Based on the analysis, it can be concluded that dual-type Pokemon, on average, have higher stats in Attack, Defense, Sp. Atk, Sp. Def, Speed, and Total compared to single-type Pokemon. This suggests that dual-type Pokemon may generally be stronger or more versatile than single-type Pokemon, at least in terms of their stats.

However, it's important to remember that this analysis is based on the average values, and individual Pokemon may still have varying stats within each group.

#### Now, we want to compare whether there are significant differences of `Attack` vs `Defense`  and  `Sp. Atk` vs `Sp. Def` of all pokemons. Please write your code below.

*Hint: are you comparing different populations or the same population?*

In [16]:
# Your code here
attack_defense_pvalue = ttest_rel(pokemon['Attack'], pokemon['Defense']).pvalue
sp_atk_sp_def_pvalue = ttest_rel(pokemon['Sp. Atk'], pokemon['Sp. Def']).pvalue

print(f"Attack vs Defense p-value: {attack_defense_pvalue}")
print(f"Sp. Atk vs Sp. Def p-value: {sp_atk_sp_def_pvalue}")

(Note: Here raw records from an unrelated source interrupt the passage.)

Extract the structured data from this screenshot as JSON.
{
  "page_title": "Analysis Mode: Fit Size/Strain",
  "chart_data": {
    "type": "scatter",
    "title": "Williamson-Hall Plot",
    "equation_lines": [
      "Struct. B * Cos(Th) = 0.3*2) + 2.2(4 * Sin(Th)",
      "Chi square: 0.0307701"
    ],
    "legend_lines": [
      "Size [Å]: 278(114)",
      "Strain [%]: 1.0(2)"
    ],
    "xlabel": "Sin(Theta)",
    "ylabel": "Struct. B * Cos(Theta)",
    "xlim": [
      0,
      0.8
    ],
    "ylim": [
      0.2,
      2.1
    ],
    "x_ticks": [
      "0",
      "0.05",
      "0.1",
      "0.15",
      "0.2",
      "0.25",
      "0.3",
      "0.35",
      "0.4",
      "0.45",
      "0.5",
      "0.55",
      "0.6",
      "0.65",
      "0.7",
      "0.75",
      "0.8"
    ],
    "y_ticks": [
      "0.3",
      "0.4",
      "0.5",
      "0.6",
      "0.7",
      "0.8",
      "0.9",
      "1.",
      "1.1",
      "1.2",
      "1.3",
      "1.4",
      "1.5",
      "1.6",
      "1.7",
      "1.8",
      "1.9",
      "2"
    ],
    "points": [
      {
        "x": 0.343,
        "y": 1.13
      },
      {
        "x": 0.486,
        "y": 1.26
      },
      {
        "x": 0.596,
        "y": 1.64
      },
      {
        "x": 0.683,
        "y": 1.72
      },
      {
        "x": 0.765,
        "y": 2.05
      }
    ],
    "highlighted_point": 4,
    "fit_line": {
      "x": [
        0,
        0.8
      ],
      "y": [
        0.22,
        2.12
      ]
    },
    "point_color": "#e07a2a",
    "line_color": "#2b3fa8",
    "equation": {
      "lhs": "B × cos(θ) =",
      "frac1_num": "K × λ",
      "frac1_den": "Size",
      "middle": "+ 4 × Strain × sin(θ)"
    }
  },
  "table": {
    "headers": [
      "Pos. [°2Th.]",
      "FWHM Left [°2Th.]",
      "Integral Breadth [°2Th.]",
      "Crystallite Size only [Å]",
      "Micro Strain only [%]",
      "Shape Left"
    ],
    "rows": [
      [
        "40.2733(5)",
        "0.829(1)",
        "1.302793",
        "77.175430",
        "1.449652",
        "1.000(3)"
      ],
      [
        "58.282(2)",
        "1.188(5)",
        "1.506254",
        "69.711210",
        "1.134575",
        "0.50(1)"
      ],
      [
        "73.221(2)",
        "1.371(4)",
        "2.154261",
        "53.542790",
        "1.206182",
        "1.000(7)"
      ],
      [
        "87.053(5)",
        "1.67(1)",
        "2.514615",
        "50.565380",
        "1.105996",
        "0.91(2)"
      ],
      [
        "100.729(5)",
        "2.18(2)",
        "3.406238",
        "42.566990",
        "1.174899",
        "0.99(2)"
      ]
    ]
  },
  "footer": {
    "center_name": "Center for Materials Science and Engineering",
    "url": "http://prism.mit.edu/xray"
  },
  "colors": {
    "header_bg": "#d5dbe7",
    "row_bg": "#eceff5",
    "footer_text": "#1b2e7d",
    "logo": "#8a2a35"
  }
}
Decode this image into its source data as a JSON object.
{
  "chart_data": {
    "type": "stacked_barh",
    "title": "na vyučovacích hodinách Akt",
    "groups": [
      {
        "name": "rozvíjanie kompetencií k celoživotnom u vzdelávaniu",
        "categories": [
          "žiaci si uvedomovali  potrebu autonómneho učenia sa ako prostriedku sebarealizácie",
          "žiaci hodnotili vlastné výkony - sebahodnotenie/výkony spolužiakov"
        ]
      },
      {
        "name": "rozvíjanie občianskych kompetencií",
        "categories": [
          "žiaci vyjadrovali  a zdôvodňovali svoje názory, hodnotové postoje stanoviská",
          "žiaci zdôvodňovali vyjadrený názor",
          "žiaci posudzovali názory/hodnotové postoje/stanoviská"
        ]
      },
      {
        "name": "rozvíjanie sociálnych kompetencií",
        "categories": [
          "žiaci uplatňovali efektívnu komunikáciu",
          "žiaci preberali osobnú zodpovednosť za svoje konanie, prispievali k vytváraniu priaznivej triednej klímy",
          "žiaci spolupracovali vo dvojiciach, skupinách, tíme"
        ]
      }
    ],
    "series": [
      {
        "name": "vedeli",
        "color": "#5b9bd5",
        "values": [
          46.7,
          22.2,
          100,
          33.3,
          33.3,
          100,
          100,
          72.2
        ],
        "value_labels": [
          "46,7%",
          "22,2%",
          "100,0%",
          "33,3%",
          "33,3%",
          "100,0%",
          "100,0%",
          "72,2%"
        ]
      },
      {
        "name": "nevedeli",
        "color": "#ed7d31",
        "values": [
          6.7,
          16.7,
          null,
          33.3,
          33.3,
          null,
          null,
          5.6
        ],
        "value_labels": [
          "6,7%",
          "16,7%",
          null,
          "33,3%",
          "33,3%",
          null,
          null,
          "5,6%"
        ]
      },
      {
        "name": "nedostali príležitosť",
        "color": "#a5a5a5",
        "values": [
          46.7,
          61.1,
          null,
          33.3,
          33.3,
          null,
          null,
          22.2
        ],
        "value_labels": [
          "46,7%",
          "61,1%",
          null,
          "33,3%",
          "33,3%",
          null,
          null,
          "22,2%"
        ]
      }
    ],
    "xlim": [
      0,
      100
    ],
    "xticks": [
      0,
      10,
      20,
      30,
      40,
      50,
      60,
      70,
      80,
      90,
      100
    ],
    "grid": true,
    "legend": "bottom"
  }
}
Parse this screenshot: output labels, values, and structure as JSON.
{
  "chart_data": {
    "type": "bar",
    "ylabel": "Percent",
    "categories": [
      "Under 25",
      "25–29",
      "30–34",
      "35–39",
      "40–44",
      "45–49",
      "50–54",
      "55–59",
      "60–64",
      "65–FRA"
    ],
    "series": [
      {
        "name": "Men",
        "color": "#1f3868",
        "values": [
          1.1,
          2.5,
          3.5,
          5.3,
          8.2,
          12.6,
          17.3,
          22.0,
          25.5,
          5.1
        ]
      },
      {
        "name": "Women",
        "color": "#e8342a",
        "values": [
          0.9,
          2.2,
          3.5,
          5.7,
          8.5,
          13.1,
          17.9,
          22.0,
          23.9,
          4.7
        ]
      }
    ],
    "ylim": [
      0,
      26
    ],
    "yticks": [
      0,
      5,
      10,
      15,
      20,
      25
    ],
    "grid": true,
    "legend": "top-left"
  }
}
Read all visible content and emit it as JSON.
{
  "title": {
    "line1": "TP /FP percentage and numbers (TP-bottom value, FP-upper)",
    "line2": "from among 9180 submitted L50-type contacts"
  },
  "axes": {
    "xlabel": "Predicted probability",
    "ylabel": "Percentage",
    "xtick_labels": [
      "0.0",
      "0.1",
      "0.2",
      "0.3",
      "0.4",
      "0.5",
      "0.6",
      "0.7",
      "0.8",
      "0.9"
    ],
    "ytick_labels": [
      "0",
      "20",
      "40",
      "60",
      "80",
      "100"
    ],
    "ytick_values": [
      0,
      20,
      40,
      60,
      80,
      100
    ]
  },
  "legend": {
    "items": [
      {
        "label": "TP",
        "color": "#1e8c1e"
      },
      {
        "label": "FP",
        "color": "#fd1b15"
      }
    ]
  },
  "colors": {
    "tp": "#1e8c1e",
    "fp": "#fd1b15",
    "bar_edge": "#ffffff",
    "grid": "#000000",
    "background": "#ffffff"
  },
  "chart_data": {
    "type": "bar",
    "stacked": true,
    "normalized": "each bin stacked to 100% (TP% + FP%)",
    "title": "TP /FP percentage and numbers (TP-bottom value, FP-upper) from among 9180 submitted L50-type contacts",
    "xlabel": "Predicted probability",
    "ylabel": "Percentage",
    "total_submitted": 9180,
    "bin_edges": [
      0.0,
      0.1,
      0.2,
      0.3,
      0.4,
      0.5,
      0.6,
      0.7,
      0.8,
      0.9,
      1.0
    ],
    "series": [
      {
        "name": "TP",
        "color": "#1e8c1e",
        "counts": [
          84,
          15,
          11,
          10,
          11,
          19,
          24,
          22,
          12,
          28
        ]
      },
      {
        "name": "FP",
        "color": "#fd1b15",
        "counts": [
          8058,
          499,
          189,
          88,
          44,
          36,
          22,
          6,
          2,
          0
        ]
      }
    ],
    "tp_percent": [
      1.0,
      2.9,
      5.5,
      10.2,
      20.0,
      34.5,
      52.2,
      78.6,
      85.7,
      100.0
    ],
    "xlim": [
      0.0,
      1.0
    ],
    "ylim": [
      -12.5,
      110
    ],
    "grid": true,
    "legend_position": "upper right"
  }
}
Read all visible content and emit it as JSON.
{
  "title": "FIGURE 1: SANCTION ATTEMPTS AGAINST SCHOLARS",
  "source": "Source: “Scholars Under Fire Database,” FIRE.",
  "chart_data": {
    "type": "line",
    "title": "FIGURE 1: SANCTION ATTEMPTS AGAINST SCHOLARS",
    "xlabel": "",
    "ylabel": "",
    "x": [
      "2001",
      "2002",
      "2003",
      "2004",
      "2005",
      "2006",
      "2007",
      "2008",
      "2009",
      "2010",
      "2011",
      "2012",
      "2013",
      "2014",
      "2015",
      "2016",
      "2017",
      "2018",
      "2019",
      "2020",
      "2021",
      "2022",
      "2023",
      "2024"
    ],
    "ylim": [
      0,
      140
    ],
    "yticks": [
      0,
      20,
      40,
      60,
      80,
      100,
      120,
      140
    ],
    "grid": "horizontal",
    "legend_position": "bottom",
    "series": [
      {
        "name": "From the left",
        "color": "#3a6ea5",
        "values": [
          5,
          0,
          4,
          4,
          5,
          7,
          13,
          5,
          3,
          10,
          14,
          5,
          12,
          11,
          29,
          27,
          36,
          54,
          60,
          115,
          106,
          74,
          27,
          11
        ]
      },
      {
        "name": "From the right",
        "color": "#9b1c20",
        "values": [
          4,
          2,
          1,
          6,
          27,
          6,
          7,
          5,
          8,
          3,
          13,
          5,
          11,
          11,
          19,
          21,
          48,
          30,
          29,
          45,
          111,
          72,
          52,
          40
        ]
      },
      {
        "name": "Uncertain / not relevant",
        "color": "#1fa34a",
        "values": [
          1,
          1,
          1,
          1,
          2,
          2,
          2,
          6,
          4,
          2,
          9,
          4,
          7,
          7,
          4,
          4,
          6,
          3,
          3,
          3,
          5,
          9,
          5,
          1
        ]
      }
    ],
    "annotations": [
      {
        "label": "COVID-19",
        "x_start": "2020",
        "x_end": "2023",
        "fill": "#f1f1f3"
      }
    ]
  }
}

Attack vs Defense p-value: 1.7140303479358558e-05
Sp. Atk vs Sp. Def p-value: 0.3933685997548122


#### What conclusions can you make?

In [18]:
# Your comment here
alpha = 0.05

if attack_defense_pvalue < alpha:
    print("There is a significant difference between Attack and Defense stats.")
else:
    print("There is no significant difference between Attack and Defense stats.")

if sp_atk_sp_def_pvalue < alpha:
    print("There is a significant difference between Sp. Atk and Sp. Def stats.")
else:
    print("There is no significant difference between Sp. Atk and Sp. Def stats.")

There is a significant difference between Attack and Defense stats.
There is no significant difference between Sp. Atk and Sp. Def stats.


1. Attack vs Defense: The p-value is 1.71e-05, which is less than 0.05. We can reject the null hypothesis, meaning there is a significant difference between the Attack and Defense stats of all Pokemon.

> The results show that there is a significant difference between Attack and Defense stats, suggesting that some Pokemon may excel in Attack but have lower Defense or vice versa.

2. Sp. Atk vs Sp. Def: The p-value is 0.3934, which is greater than 0.05. We cannot reject the null hypothesis, meaning there is no significant difference between the Sp. Atk and Sp. Def stats of all Pokemon.

> On the other hand, there is no significant difference between Sp. Atk and Sp. Def stats, implying that Pokemon may generally have more balanced Special Attack and Special Defense stats.

In summary, there is a significant difference between Attack and Defense stats, while there is no significant difference between Sp. Atk and Sp. Def stats for all Pokemon.